Penalties for non-compliance
The Cybersecurity Act introduces administrative fines for serious breaches of NIS2 obligations. For private companies, fines can reach up to approximately EUR 10 million or a percentage of global annual turnover (in line with NIS2 ceilings). For public organisations, the law will set caps in Swedish kronor, with discussions around maximum levels in the range of several million SEK.
Supervisory authorities will also be able to issue binding instructions, require corrective measures, and in some cases impose recurring penalty payments (vite) if serious deficiencies are not addressed.

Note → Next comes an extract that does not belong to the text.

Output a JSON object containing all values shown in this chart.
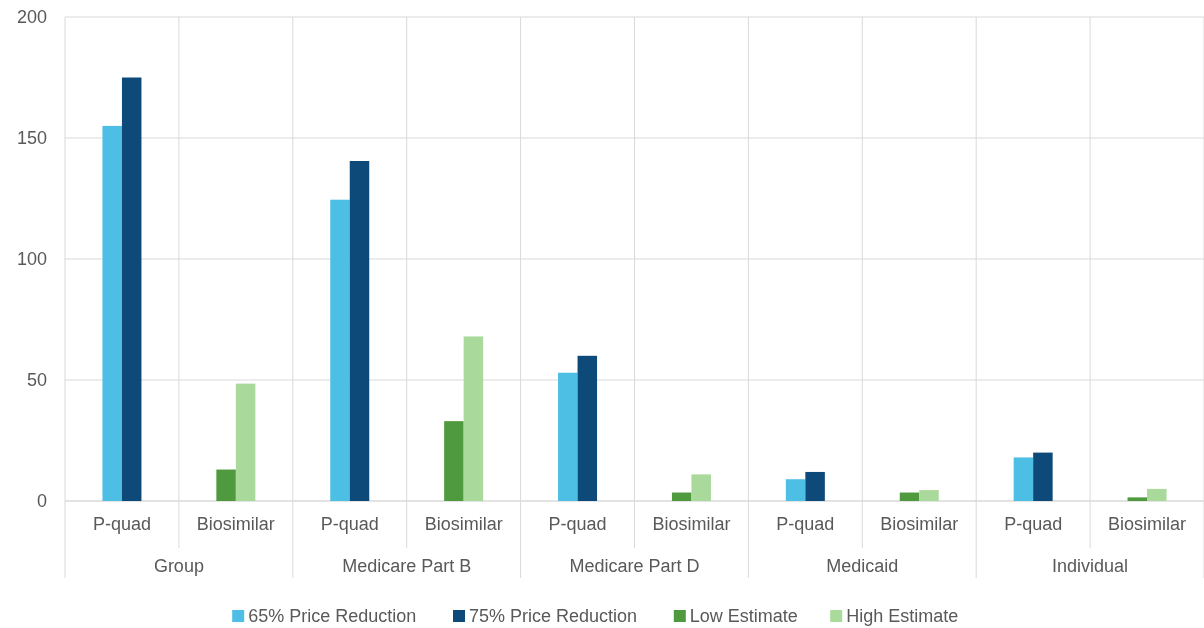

How to prepare for NIS2 in Sweden
- Clarify if you are in scope: check your sector, size, and role in critical services. Use Swedish authorities’ self-assessment tools (e.g. MSB and Energimyndigheten) to identify if you are an essential or important entity.
- Map your supervisory authority: determine whether MSB, PTS, Energimyndigheten or another sectoral regulator will oversee you under the Cybersecurity Act.
- Perform a gap analysis: compare current controls against NIS2 requirements (governance, risk management, incident handling, business continuity, supply-chain security, training, etc.).
- Strengthen governance: ensure the board and executive management understand their NIS2 responsibilities, receive training, and have regular reporting on cyber risks and compliance status.
- Update policies and technical measures: align your ISMS (e.g. ISO 27001) with NIS2, covering both IT and OT environments and the full lifecycle of systems.
- Prepare for registration: collect the information you will need when MSB’s NIS2 registration portal goes live (legal entity data, sectors, services, contact points, cross-border dependencies).
- Build incident readiness: define clear criteria and workflows for reporting serious incidents, including 24/7 escalation paths and coordination with CERT-SE and your sector authority.
- Document and evidence: keep records of risk assessments, security measures, exercises, supplier reviews, and training – this documentation will be crucial in supervisory audits.